Dahl v. Bain Capital Partners, LLC

714 F. Supp. 2d 225, 2010 U.S. Dist. LEXIS 61640, 2010 WL 2505623
CourtDistrict Court, D. Massachusetts
DecidedJune 22, 2010
DocketCivil Action 07-12388-EFH
StatusPublished
Cited by7 cases

This text of 714 F. Supp. 2d 225 (Dahl v. Bain Capital Partners, LLC) is published on Counsel Stack Legal Research, covering District Court, D. Massachusetts primary law. Counsel Stack provides free access to over 12 million legal documents including statutes, case law, regulations, and constitutions.

Bluebook
Dahl v. Bain Capital Partners, LLC, 714 F. Supp. 2d 225, 2010 U.S. Dist. LEXIS 61640, 2010 WL 2505623 (D. Mass. 2010).

Opinion

MEMORANDUM AND ORDER

HARRINGTON, Senior District Judge.

This matter comes before the Court on the plaintiffs’ motion to compel documents from defendant, JP Morgan Chase & Co. The underlying lawsuit relates to the leveraged buyouts of a number of companies of which plaintiffs were shareholders (the “Target Companies”). The defendants are financial firms, primarily private equity firms, that were involved with the leveraged buyouts. The plaintiffs bring their claims pursuant the Sherman Act, 15 U.S.C. § 1, on behalf of themselves and others similarly situated, alleging that the defendants illegally colluded to artificially fix the sales prices of the Target Companies’ securities. Plaintiffs contend that they were, in turn, deprived of the true value of their stock. They now move to compel defendant JP Morgan to produce certain documents related to the leveraged buyouts, which have been withheld on the basis of the attorney-client privilege.

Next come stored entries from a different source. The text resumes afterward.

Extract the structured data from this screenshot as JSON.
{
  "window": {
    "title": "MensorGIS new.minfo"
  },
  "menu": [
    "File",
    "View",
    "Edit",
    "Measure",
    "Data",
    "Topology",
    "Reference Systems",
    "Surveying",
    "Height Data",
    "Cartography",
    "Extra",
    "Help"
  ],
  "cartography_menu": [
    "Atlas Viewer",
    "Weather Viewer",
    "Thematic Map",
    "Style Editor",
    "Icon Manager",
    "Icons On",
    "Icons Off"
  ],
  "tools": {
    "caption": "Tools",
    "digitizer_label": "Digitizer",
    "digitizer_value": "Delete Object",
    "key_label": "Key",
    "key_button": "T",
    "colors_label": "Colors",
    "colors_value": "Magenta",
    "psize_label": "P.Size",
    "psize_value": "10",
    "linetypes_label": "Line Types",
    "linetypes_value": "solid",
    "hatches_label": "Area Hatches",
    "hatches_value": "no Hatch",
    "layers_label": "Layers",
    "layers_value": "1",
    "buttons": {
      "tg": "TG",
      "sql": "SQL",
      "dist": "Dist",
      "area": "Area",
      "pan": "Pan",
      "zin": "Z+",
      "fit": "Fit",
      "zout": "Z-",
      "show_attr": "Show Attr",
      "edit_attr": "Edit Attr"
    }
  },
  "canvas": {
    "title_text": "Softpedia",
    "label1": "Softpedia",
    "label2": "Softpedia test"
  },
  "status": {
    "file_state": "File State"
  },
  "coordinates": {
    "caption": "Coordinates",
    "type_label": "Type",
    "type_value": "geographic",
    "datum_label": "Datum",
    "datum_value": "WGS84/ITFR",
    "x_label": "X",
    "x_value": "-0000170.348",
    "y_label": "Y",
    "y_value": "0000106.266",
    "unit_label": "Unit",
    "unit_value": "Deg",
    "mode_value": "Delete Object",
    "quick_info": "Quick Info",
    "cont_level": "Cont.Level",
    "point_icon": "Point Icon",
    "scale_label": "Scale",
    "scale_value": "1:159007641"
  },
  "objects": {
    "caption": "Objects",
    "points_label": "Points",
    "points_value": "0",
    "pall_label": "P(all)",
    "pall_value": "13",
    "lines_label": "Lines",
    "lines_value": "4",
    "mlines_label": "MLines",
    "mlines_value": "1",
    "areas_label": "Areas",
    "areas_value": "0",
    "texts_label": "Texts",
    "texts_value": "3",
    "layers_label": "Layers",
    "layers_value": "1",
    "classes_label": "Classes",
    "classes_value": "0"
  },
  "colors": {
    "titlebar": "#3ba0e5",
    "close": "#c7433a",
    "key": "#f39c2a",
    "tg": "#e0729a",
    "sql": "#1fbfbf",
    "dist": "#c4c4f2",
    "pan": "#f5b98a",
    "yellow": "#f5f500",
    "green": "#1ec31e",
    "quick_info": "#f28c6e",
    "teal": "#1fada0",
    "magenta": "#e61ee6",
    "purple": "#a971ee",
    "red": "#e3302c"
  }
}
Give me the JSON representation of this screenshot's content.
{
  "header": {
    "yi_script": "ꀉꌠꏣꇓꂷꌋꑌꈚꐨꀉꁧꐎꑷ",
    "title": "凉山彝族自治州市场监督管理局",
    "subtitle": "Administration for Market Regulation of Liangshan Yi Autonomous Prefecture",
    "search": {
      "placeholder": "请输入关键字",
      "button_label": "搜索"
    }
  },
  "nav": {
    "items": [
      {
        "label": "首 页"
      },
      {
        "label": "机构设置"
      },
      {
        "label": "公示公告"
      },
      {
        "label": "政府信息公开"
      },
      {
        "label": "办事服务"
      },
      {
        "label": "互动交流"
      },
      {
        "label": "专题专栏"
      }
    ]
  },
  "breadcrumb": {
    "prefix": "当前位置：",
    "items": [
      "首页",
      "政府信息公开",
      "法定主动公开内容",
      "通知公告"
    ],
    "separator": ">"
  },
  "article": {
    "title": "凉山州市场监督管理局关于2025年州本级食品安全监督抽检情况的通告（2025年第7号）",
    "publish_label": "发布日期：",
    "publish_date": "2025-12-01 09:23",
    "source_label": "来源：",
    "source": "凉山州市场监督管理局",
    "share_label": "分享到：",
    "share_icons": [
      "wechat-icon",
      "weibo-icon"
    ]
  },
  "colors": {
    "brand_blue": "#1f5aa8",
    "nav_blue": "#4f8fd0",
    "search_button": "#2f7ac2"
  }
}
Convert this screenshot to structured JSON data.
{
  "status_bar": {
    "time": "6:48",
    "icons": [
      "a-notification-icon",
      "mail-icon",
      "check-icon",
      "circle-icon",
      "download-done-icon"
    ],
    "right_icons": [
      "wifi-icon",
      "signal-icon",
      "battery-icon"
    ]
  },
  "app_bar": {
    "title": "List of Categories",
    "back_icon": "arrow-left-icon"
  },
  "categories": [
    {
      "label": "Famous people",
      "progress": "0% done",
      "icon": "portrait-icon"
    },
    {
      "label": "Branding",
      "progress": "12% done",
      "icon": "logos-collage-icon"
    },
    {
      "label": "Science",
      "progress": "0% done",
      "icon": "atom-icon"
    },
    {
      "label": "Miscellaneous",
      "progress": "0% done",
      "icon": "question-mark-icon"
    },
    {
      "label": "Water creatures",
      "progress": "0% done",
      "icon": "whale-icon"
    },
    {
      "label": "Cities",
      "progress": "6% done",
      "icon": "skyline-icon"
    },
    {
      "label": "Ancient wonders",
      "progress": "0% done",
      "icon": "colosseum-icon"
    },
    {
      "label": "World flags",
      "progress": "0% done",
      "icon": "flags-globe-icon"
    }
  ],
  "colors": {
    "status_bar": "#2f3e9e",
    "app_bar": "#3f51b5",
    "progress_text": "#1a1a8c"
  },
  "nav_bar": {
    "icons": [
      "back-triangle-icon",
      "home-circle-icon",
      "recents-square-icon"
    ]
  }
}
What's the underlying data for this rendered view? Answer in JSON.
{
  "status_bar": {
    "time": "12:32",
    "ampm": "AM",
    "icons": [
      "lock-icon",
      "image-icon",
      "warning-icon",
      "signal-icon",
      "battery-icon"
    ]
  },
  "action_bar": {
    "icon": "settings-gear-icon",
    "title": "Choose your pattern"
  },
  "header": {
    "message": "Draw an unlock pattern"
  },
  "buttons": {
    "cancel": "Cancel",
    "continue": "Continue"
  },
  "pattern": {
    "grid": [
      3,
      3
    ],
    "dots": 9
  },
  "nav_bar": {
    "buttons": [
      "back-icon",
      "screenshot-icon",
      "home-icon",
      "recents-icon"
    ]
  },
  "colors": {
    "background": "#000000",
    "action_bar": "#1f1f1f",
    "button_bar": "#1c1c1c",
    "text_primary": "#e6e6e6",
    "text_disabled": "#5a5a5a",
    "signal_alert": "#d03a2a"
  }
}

The documents at issue primarily consist of communications between JP Morgan and counsel for Michaels Stores, one of the Target Companies. At the time of the communication, JP Morgan was acting as a financial advisor to Michaels Stores and was responsible for managing the bidding process by which the company would be sold. Plaintiffs contend that the attorney-client privilege was waived with respect to these communications because JP Morgan was a third party to the attorney-client relationship. JP Morgan opposes the plaintiffs’ motion, arguing that the contested documents fall within an exception to the third-party waiver rule, which extends the protection of the privilege to communications with third parties that are employed to assist lawyers in rendering legal advice.

“Generally, disclosing attorney-client communications to a third party undermines the privilege.” Cavallaro v. United States, 284 F.3d 236, 246-47 (1st Cir.2002). “An exception to this general rule exists for third parties employed to assist a lawyer in rendering legal advice.” Id. at 247. The circumstances under which the exception applies are limited.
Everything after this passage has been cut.